В середине февраля Гумилев отправился за женой в Киев. Вернулись оба торжественные, объявив домашним о грядущем прибавлении семейства – Ахматовой определили второй месяц беременности. Анна Ивановна от счастья не знала, что и делать. Прижившемуся в библиотеке Кузмину Ахматова немедленно дала от ворот поворот (он, впрочем, уже начал потихоньку мириться с Ивановым). Почувствовав материнство, она, подобно толстовской Наташе Ростовой, преобразилась, стала необыкновенно положительна и домовита, с нескрываемым обожанием смотрела на изумленного мужа и писала ему трогательные покаянные стихи:

Помолись о нищей, о потерянной,

О моей живой душе,

Ты в своих путях всегда уверенный,

Свет узревший в шалаше.

И тебе, печально-благодарная,

Я за это расскажу потом,

Как меня томила ночь угарная,

Как дышало утро льдом…

18 февраля, в преддверии выхода стартового № «Трудов и дней», Вячеслав Иванов и Андрей Белый выступили в «Обществе ревнителей художественного слова» с манифестами «подлинного символизма». Если Белый, рассуждавший о свободе искусства («Да, я – символист. И, да, – я утверждаю, что искусство свободно, а поэт есть певчая птица!»), в завершении выступления еще мудрил о «теургии», то Иванов словно вовсе позабыл о мистических премудростях. Высокий, бледный, решительный, с каким-то страдальчески просветленным, незнакомым лицом, он говорил о великом даре художника возвышать переживания и мысли людей, увлекать их за границы, определенные жизненным опытом, заставлять мечтать и грезить о недосягаемом совершенстве:

– Я не символист, если слова мои равны себе, если они не будят эхо в лабиринтах душ… Символизм – это внутренняя человеческая связь между поэтом и слушателем. Символист-ремесленник немыслим!.. Поэт должен быть личностью, а не даровитым и искусным в своей технической области «художником-стихотворцем»!

«Цеховики», сидевшие в гостиной «Аполлона» сплоченной группой, тихо переговаривались.
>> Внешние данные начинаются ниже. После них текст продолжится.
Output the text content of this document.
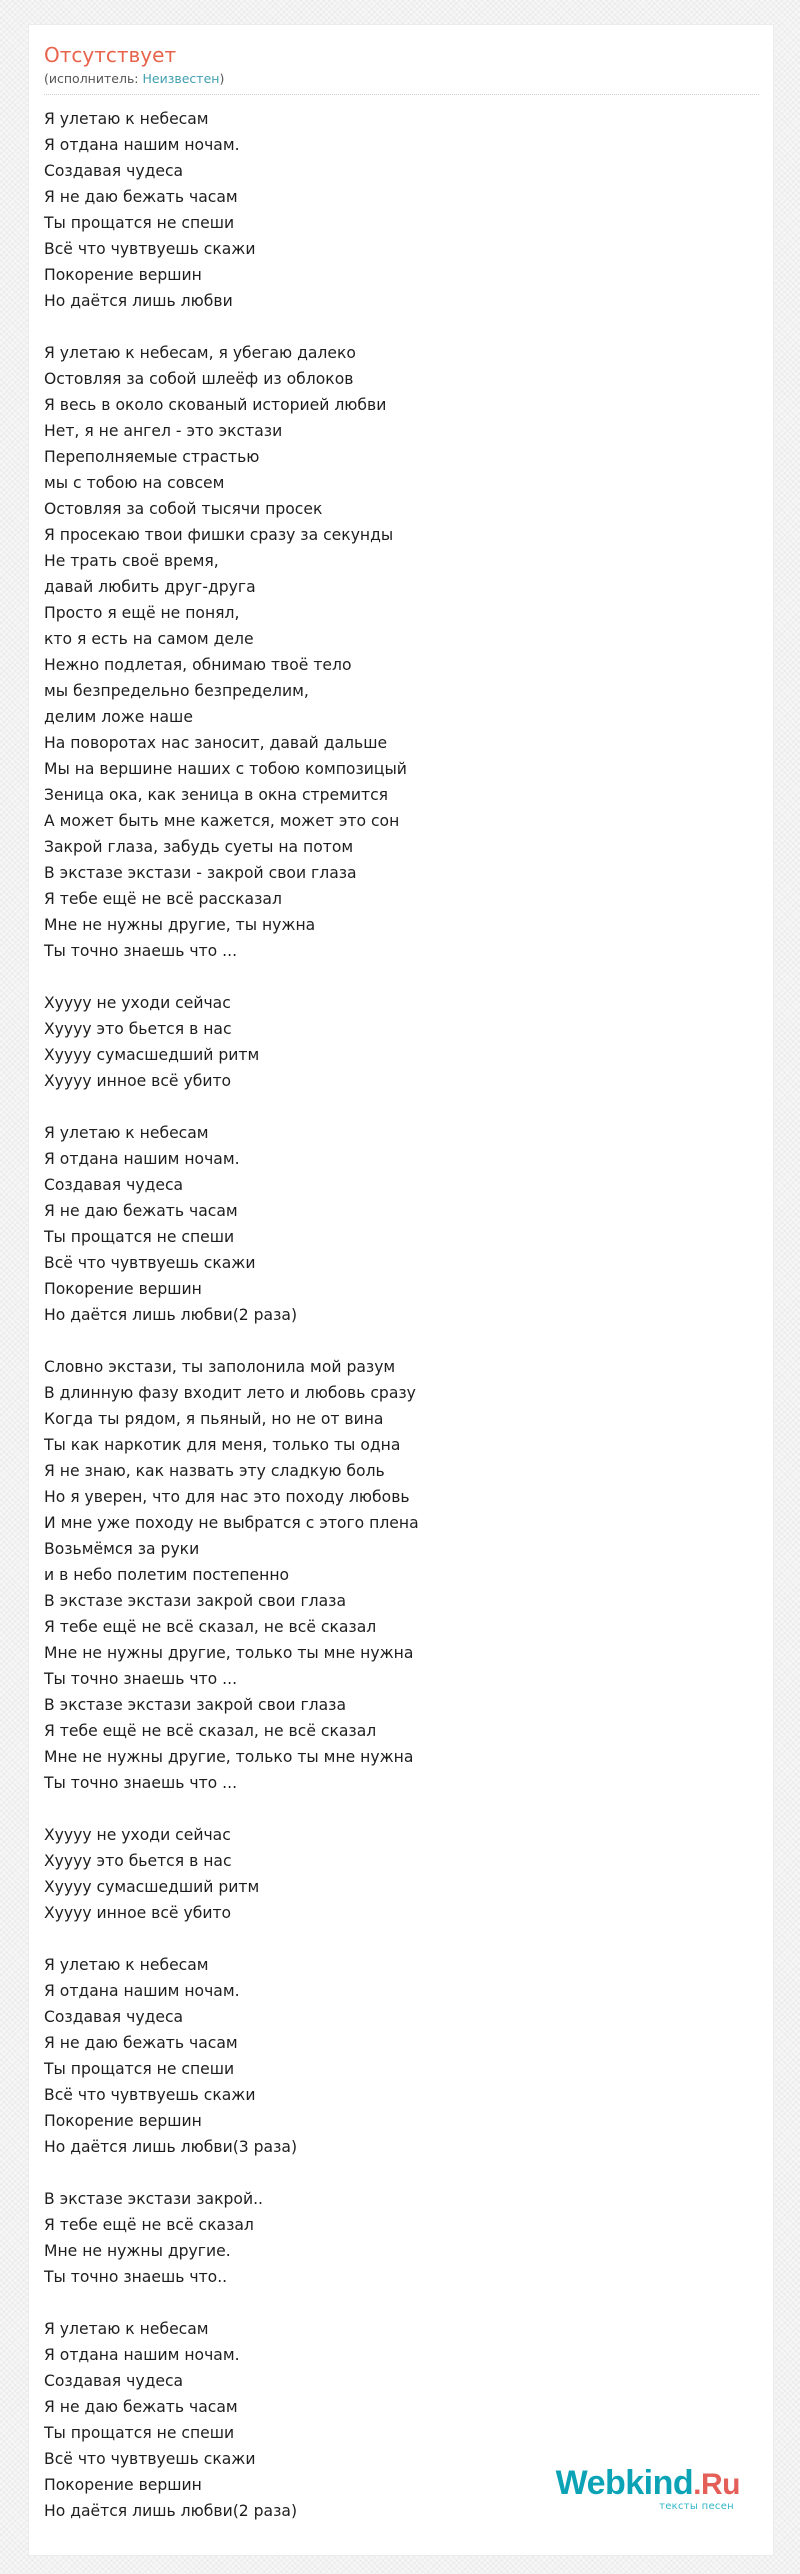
Отсутствует
(исполнитель: Неизвестен)
Я улетаю к небесам
Я отдана нашим ночам.
Создавая чудеса
Я не даю бежать часам
Ты прощатся не спеши
Всё что чувтвуешь скажи
Покорение вершин
Но даётся лишь любви

Я улетаю к небесам, я убегаю далеко
Остовляя за собой шлеёф из облоков
Я весь в около скованый историей любви
Нет, я не ангел - это экстази
Переполняемые страстью
мы с тобою на совсем
Остовляя за собой тысячи просек
Я просекаю твои фишки сразу за секунды
Не трать своё время,
давай любить друг-друга
Просто я ещё не понял,
кто я есть на самом деле
Нежно подлетая, обнимаю твоё тело
мы безпредельно безпределим,
делим ложе наше
На поворотах нас заносит, давай дальше
Мы на вершине наших с тобою композицый
Зеница ока, как зеница в окна стремится
А может быть мне кажется, может это сон
Закрой глаза, забудь суеты на потом
В экстазе экстази - закрой свои глаза
Я тебе ещё не всё рассказал
Мне не нужны другие, ты нужна
Ты точно знаешь что ...

Хуууу не уходи сейчас
Хуууу это бьется в нас
Хуууу сумасшедший ритм
Хуууу инное всё убито

Я улетаю к небесам
Я отдана нашим ночам.
Создавая чудеса
Я не даю бежать часам
Ты прощатся не спеши
Всё что чувтвуешь скажи
Покорение вершин
Но даётся лишь любви(2 раза)

Словно экстази, ты заполонила мой разум
В длинную фазу входит лето и любовь сразу
Когда ты рядом, я пьяный, но не от вина
Ты как наркотик для меня, только ты одна
Я не знаю, как назвать эту сладкую боль
Но я уверен, что для нас это походу любовь
И мне уже походу не выбратся с этого плена
Возьмёмся за руки
и в небо полетим постепенно
В экстазе экстази закрой свои глаза
Я тебе ещё не всё сказал, не всё сказал
Мне не нужны другие, только ты мне нужна
Ты точно знаешь что ...
В экстазе экстази закрой свои глаза
Я тебе ещё не всё сказал, не всё сказал
Мне не нужны другие, только ты мне нужна
Ты точно знаешь что ...

Хуууу не уходи сейчас
Хуууу это бьется в нас
Хуууу сумасшедший ритм
Хуууу инное всё убито

Я улетаю к небесам
Я отдана нашим ночам.
Создавая чудеса
Я не даю бежать часам
Ты прощатся не спеши
Всё что чувтвуешь скажи
Покорение вершин
Но даётся лишь любви(3 раза)

В экстазе экстази закрой..
Я тебе ещё не всё сказал
Мне не нужны другие.
Ты точно знаешь что..

Я улетаю к небесам
Я отдана нашим ночам.
Создавая чудеса
Я не даю бежать часам
Ты прощатся не спеши
Всё что чувтвуешь скажи
Покорение вершин
Но даётся лишь любви(2 раза)
Webkind.Ru
тексты песен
Дмитрий Кузьмин-Караваев, вынырнув над головами, рассудительно заметил, что оба докладчика призывают поэта к достижению целей, более приличных политическому оратору или религиозному миссионеру:

– Вы зовете поэта на площадь, чтобы он вмешивался в шумящую там жизнь, проповедуя какие-то непонятные толпе истины…

Сразу вслед за «синдиком-стряпчим» слово взял «синдик № 2». Волнуясь и жестикулируя, Городецкий завел что-то долгое и сбивчивое о наивной простоте первобытного народного мифотворчества:

– Символисты самораспинаются в своем стремлении в беспредельную даль! Вы превратили мир в фантом, важный лишь постольку, поскольку он сквозит и просвечивает иными мирами. А мы боремся за этот мир, звучащий, красочный, имеющий формы, вес и время, за нашу планету Землю.
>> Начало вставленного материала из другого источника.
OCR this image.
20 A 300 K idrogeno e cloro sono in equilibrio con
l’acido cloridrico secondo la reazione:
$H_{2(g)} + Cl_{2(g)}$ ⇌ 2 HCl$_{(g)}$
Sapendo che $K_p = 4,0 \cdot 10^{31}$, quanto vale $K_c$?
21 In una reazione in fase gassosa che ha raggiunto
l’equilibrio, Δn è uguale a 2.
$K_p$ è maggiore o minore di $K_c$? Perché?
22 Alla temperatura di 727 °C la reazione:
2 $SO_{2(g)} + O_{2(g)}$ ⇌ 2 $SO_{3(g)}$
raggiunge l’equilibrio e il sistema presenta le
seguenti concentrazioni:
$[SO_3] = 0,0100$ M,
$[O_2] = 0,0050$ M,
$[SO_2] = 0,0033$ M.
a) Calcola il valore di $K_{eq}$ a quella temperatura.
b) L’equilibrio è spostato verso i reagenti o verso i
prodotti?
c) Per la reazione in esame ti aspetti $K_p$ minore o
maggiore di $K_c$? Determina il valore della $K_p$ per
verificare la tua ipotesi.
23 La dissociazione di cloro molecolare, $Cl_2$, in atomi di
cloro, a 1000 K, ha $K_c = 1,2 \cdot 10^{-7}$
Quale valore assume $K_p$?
Увлекаясь, он воодушевлялся все более и завершил выступление громогласным отречением от символизма:

– После всех ваших «неприятий» мы принимаем мир во всей совокупности его красот и безобразий! Отныне безобр?зно только то, что без?бразно, что недовоплощено, что завяло между бытием и небытием!!

Во время всей речи Городецкого Иванов, ссутулившись, сосредоточенно изучал поверхность лекторской кафедры и вдруг, вскинув лицо, впился, как год назад, взглядом в сидевшего напротив Гумилева.
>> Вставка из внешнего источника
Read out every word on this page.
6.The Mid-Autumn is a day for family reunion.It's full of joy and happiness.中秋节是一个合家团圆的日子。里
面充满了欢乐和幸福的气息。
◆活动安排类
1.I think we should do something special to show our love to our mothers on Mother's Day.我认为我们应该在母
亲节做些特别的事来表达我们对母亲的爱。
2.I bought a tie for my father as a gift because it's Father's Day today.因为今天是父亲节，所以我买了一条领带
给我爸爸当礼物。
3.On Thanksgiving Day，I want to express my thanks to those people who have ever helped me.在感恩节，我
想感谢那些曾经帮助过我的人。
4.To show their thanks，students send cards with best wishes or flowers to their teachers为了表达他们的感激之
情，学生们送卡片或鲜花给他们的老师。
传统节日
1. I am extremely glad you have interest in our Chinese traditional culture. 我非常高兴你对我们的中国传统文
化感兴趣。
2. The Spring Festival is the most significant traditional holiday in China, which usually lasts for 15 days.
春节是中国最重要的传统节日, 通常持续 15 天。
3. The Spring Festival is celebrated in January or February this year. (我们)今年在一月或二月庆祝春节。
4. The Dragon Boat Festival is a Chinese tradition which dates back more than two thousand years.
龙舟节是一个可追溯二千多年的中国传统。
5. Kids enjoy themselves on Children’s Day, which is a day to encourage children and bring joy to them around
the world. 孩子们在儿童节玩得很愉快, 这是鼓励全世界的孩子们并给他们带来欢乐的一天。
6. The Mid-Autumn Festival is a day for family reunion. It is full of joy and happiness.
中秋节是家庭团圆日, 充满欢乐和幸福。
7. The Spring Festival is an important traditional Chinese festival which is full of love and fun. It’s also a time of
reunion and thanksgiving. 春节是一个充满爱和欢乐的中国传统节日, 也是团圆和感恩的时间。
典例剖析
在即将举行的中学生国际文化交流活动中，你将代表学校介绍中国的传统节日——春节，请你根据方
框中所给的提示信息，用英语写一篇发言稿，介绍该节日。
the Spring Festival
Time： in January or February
«Синдик № 1» нехотя поднялся. Воцарилась тишина.

За этими двумя отчаянными бессребрениками-идеалистами, Вячеславом Ивановым и Андреем Белым, была одна лишь мечта, великая мечта российской интеллигенции о красоте и совершенстве жизни. А против них была сама русская жизнь – неистовая, шумная, нелепая, разноголосая, несправедливая, страстная, крестьянская, мещанская, купеческая:

На базаре всякий люд,

Мужики, цыгане, прохожие,—

Покупают и продают,

Проповедуют Слово Божие.

– Я тоже… отрекаюсь, – сказал Гумилев.

Иванов помолчал.

– Ну что же, – спокойно произнес он потом, – в конце концов, мы и выступали так, чтобы произошла перегруппировка поэтических сил, чтобы возникло отталкивание…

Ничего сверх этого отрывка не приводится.